Traders tracked losses in New York and Europe as concerns about the global economy returned, particularly the sharp growth slowdown in China, a crucial buyer of commodities.

Producers took a hit as the price of copper sank to a six-year low below US$4,500 a tonne yesterday, nickel was at its lowest for more than a decade, and zinc and silver declined.

Oil prices saw a pick-up after Saudi Arabia said it was prepared to work with other producers to stabilise prices, although dealers remain subdued owing to a long-running supply glut, continued overproduction and anaemic demand.

“Wild gyrations in oil and another copper tumble could see further pressure on resource stocks,” Michael McCarthy, chief markets strategist in Sydney at CMC Markets, said.

BHP, the world’s biggest miner, fell 1.8 per cent and rival Rio Tinto lost 1.5 per cent, while Fortescue Metals was off more than three per cent.

Hong Kong-listed Jiangxi Copper shed 1.4 per cent and Aluminium Corp of China was 1.6 per cent off.

In Shanghai mining and processing firm Shanghai U9 Game tumbled by its 10 per cent daily limit.

Weakness in commodity prices weighed on Wall Street on Monday, where all three main indexes ended in the red, while London, Paris and Frankfurt were also lower.

In Asia today, Sydney shed one per cent and Hong Kong ended off 0.35 per cent, but Tokyo enjoyed a late rally to close slightly higher.

Traders in Shanghai were spooked after China’s securities regulator said Monday it would restart initial public offerings next week in the city as well as in Shenzhen.

The China Securities Regulatory Commission froze IPOs in July as part of efforts to staunch a market rout that saw a 40 per cent plunge in prices and wiped trillions of dollars off valuations.

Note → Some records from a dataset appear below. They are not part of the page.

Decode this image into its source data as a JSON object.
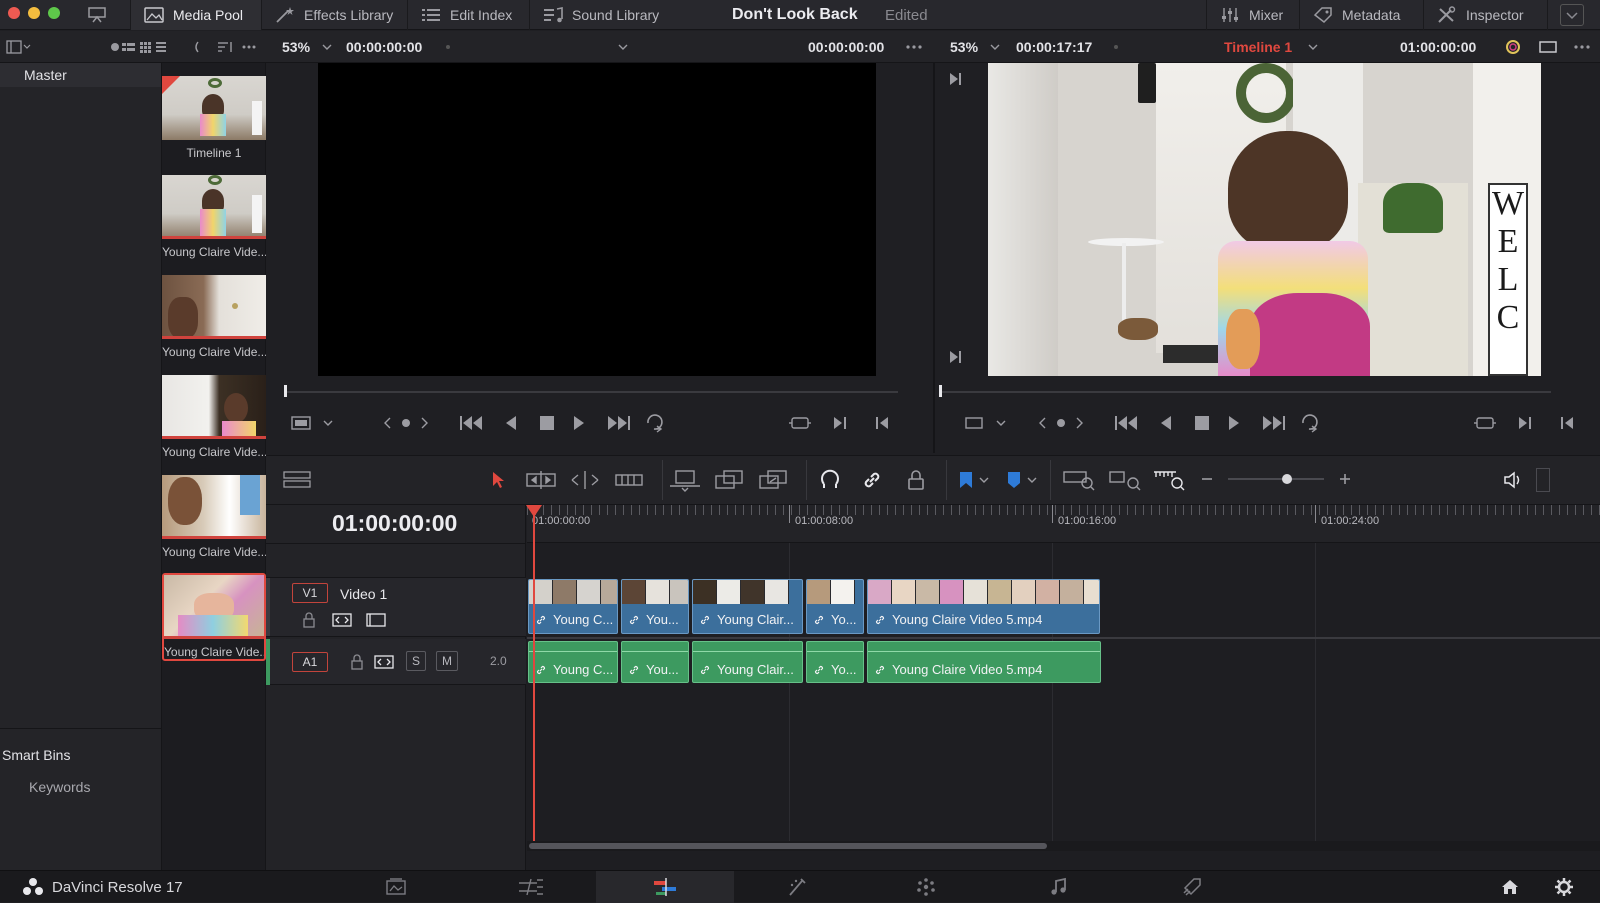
{
  "window": {
    "project_title": "Don't Look Back",
    "project_status": "Edited"
  },
  "toolbar": {
    "media_pool": "Media Pool",
    "effects_library": "Effects Library",
    "edit_index": "Edit Index",
    "sound_library": "Sound Library",
    "mixer": "Mixer",
    "metadata": "Metadata",
    "inspector": "Inspector"
  },
  "source_viewer": {
    "zoom": "53%",
    "timecode_left": "00:00:00:00",
    "timecode_right": "00:00:00:00"
  },
  "timeline_viewer": {
    "zoom": "53%",
    "duration": "00:00:17:17",
    "timeline_name": "Timeline 1",
    "timecode": "01:00:00:00"
  },
  "media_pool": {
    "master_label": "Master",
    "smart_bins_label": "Smart Bins",
    "keywords_label": "Keywords",
    "clips": [
      {
        "name": "Timeline 1"
      },
      {
        "name": "Young Claire Vide..."
      },
      {
        "name": "Young Claire Vide..."
      },
      {
        "name": "Young Claire Vide..."
      },
      {
        "name": "Young Claire Vide..."
      },
      {
        "name": "Young Claire Vide..."
      }
    ]
  },
  "timeline": {
    "current_timecode": "01:00:00:00",
    "ruler": [
      "01:00:00:00",
      "01:00:08:00",
      "01:00:16:00",
      "01:00:24:00"
    ],
    "video_track": {
      "id": "V1",
      "name": "Video 1"
    },
    "audio_track": {
      "id": "A1",
      "level": "2.0",
      "solo": "S",
      "mute": "M"
    },
    "video_clips": [
      "Young C...",
      "You...",
      "Young Clair...",
      "Yo...",
      "Young Claire Video 5.mp4"
    ],
    "audio_clips": [
      "Young C...",
      "You...",
      "Young Clair...",
      "Yo...",
      "Young Claire Video 5.mp4"
    ]
  },
  "app": {
    "name": "DaVinci Resolve 17"
  },
  "colors": {
    "accent_red": "#e0483f",
    "video_clip": "#3c6f9c",
    "audio_clip": "#3d9a60"
  }
}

The market has stabilised since August, rising more than 20 per cent. But investors fear the arrival of new firms will divert cash from existing listings and lead to another round of volatility.

Shanghai ended 0.16 per cent higher on Tuesday, with bargain-hunting fuelling a late rally after the market spent most of the day in negative territory.

Regional traders are awaiting the release of fresh US data, including on economic growth, before an expected Federal Reserve interest rate rise next month.

A series of figures from Washington in recent months has led the bank’s policymakers to support a small increase in borrowing costs for the first time in almost a decade, sending the dollar rallying against its major peers.

However, it was lower against most emerging-market units as dealers bet that any increase would be small and gradual.

The Malaysian ringgit jumped more than one per cent thanks to a rise in the price of oil, a key export for the country, while the South Korean won pushed 0.4 per cent higher. The Indonesian rupiah, Australian dollar and Taiwan dollar were each up about 0.2 per cent.